FWIW, here's some test code for doing LockFileEx against a volume handle. Note that you must be running as an administrator to lock volume handles. I'm using J:
, since that's my flash drive. 50000 was picked at random, but should be less than the size of a flash drive.
void Lock()
{
WCHAR path[] = L"\\\\.\\j:";
HANDLE hRootHandle = CreateFile(path,
GENERIC_READ,
FILE_SHARE_READ | FILE_SHARE_WRITE,
NULL,
OPEN_EXISTING,
0,
NULL);
OVERLAPPED olap;
memset(&olap, 0, sizeof(olap));
olap.Offset = 50000;
// Lock 1k of data at offset 50000
BOOL b = LockFileEx(hRootHandle, 1, 0, 1024, 0, &olap);
DWORD j = GetLastError();
CloseHandle(hRootHandle);
}
The code for seeing the bad data is... rather involved. However it is readily reproducible. When it fails, I end up trying to read variable length $ATTRIBUTE_LIST entries that have '0' length, which results in an infinite loop since it looks like I never finished reading the entire buffer. I'm working around it by exiting if the length is zero, but I worry about "leftover garbage" in the buffer instead of nice clean zeros. Detecting that would be impossible, so I'm hoping for a better solution.
Not surprisingly, there isn't a lot of info out there on any of this. So if someone has some experience here, I could use some insight.
Edit 1:
More things that don't quite work:
- Still no luck on LockFileEx.
- I tried flushing the volume handle (as Paul suggested). And while this works, it more than doubles my execution time. And, strictly speaking, it still doesn't solve the problem. There's still no guarantee that Ntfs isn't going to change things some more between the FlushFileBuffers and FSCTL_GET_NTFS_FILE_RECORD / ReadFile.
- I wondered about the 'RecordChanged' timestamp of the $STANDARD_INFORMATION attribute. However, it's not being changed due to these changes to ATTRIBUTE_LIST.
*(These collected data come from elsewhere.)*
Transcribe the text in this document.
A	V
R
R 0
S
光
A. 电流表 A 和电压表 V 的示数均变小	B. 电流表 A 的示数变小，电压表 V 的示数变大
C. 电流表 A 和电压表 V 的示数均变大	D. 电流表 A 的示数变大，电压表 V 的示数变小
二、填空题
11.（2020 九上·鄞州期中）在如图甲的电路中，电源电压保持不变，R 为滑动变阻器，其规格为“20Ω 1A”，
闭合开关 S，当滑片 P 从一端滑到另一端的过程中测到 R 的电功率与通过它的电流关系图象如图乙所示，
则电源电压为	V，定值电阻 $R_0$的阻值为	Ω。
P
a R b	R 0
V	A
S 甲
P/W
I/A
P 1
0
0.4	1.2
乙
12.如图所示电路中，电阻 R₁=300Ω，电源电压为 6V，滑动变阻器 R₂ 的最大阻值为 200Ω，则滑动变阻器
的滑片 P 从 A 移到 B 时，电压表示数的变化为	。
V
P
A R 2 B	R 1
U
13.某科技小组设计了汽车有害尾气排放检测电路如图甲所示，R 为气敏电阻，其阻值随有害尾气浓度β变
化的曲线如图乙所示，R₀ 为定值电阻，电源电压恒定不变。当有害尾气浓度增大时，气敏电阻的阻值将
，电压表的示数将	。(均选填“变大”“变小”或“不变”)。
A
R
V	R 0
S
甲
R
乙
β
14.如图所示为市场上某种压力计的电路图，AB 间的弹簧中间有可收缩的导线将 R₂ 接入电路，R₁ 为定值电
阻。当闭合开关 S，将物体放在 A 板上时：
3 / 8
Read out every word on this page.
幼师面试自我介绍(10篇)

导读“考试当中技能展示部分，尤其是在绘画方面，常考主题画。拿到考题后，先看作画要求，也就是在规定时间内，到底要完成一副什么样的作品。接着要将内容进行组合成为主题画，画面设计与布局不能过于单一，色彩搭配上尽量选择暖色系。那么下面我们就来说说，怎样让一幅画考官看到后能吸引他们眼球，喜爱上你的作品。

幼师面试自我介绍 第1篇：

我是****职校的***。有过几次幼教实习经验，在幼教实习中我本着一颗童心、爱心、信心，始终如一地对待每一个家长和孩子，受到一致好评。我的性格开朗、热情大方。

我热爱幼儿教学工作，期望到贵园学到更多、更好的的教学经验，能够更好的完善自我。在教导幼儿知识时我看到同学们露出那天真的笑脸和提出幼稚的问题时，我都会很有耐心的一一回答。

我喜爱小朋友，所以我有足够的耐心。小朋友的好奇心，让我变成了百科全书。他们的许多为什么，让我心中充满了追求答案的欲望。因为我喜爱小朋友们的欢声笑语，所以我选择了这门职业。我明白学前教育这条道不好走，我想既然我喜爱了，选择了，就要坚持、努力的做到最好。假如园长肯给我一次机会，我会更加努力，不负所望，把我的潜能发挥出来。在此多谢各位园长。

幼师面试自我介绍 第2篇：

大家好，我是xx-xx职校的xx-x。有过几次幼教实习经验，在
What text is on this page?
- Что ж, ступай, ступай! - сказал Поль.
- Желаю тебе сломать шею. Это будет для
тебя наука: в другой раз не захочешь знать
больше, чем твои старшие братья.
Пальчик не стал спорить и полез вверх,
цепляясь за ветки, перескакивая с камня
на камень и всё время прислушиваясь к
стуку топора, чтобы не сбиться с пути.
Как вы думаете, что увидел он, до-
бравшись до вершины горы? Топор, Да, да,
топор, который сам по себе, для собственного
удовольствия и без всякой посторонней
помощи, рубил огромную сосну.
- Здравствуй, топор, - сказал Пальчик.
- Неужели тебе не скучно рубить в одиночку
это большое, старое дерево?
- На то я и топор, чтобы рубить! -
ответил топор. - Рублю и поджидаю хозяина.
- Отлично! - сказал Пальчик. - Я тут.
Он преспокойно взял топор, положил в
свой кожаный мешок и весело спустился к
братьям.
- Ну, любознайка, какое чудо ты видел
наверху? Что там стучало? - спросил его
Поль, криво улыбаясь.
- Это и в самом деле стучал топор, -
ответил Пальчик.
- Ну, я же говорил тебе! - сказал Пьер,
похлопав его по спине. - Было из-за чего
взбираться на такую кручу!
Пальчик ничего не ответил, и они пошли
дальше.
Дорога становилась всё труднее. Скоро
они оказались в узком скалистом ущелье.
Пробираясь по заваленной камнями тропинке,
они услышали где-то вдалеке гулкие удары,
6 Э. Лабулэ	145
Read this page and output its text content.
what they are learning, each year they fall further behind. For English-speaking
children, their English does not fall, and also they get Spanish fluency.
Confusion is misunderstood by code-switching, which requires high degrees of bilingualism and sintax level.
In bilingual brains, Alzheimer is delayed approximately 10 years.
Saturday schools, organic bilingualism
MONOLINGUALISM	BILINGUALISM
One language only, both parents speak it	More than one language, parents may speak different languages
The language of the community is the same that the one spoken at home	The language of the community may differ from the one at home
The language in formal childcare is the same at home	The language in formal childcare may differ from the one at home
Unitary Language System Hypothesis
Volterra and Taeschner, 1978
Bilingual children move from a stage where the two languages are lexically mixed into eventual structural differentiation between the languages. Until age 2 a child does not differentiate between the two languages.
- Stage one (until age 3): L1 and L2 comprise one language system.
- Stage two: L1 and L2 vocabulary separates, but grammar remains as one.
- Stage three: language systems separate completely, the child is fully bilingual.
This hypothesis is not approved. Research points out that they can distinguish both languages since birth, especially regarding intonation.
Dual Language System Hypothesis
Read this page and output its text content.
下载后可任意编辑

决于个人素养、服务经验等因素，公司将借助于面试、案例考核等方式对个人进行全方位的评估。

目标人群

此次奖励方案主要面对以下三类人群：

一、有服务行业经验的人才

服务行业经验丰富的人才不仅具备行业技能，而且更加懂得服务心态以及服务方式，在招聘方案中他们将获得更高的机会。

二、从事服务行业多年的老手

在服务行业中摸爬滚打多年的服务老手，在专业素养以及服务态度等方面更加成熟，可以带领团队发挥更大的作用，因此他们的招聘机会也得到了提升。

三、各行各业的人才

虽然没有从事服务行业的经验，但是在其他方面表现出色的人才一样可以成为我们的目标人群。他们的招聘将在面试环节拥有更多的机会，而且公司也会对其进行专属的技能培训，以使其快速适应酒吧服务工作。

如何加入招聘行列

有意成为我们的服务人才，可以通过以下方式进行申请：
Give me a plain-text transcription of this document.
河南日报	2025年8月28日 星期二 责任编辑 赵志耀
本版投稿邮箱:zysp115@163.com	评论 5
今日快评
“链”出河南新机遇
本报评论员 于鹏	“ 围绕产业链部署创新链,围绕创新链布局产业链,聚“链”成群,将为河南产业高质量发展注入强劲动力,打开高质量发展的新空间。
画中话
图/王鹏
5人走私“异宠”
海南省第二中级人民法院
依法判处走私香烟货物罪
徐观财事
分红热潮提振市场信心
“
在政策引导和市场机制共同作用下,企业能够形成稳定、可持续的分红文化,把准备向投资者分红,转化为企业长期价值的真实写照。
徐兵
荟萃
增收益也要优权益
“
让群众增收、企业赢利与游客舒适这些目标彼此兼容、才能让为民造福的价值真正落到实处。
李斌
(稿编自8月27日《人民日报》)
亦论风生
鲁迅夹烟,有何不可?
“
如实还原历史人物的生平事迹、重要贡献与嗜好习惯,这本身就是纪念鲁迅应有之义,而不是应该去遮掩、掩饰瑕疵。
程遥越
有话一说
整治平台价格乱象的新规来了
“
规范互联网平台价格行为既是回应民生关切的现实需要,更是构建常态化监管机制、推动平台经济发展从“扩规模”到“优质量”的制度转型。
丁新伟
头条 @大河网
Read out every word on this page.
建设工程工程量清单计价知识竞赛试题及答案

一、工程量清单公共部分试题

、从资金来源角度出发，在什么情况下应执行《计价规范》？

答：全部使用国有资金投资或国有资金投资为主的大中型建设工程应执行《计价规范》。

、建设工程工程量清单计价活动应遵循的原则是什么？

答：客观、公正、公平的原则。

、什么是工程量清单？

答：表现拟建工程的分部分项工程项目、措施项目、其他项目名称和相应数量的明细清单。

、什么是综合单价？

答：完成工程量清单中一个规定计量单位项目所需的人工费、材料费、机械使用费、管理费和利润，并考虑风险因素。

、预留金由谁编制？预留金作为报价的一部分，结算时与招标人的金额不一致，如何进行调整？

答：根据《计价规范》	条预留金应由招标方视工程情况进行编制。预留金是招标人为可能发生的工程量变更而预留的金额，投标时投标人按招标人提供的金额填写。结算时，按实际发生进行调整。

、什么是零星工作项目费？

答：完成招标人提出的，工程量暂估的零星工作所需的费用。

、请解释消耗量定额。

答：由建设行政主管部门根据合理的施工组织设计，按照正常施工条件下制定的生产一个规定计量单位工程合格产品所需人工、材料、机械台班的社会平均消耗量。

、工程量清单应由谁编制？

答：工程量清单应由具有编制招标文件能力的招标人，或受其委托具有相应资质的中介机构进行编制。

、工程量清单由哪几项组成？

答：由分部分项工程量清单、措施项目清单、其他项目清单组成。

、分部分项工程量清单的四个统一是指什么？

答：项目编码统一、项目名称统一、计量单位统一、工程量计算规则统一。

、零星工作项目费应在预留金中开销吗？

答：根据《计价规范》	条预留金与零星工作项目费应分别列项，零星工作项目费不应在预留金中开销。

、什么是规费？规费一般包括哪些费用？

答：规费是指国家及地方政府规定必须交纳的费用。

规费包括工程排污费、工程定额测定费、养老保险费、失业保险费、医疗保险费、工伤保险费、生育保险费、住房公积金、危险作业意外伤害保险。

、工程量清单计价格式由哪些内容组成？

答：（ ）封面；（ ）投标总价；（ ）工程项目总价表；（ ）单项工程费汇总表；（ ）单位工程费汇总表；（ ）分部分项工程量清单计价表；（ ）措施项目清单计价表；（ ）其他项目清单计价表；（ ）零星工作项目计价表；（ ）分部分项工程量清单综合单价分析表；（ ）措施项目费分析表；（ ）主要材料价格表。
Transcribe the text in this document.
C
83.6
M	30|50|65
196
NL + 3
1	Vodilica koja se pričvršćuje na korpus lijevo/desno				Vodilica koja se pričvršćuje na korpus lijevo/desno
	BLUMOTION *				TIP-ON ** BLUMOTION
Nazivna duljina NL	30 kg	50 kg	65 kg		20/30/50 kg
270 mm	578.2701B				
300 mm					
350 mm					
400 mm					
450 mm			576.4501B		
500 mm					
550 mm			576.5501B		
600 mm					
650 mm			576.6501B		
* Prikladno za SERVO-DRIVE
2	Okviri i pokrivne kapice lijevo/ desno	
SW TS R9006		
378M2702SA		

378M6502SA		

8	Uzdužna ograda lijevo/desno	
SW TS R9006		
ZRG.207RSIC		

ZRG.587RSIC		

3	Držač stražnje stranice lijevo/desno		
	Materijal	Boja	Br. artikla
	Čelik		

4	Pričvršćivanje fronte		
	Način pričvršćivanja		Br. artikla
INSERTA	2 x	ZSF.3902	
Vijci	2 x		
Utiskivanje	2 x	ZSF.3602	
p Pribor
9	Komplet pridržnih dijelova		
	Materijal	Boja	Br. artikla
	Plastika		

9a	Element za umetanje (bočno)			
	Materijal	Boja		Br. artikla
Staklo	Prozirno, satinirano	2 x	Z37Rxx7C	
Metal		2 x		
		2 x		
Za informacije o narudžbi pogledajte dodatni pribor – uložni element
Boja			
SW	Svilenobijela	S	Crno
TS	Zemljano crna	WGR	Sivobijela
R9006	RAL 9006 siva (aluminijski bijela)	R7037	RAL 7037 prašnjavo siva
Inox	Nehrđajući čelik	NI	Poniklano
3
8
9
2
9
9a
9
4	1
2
- Fragmenting a file eventually causes an ATTRIBUTE_LIST to get added, and as fragmentation continues to increase, more DATA records will get added to that list. When a DATA record gets added, the UpdateSequenceNumber (not the one that's part of the MFT_SEGMENT_REFERENCE, the other one) gets updated. Unfortunately, there's a sequence of events to perform this update. And apparently the ATTRIBUTE_LIST buffer 'length' gets updated before the 'UpdateSequenceNumber'. So seeing if the 'UpdateSequenceNumber' has changed doesn't help avoid reading (potentially) bad information.
My next best thought is to see if perhaps Ntfs always zeros the new bytes before updating the record length (or maybe whenever the record length shrinks?). If I can depend on the record length being zero (instead of whatever leftover data might occupy those bytes), I can pretend to call this fixed.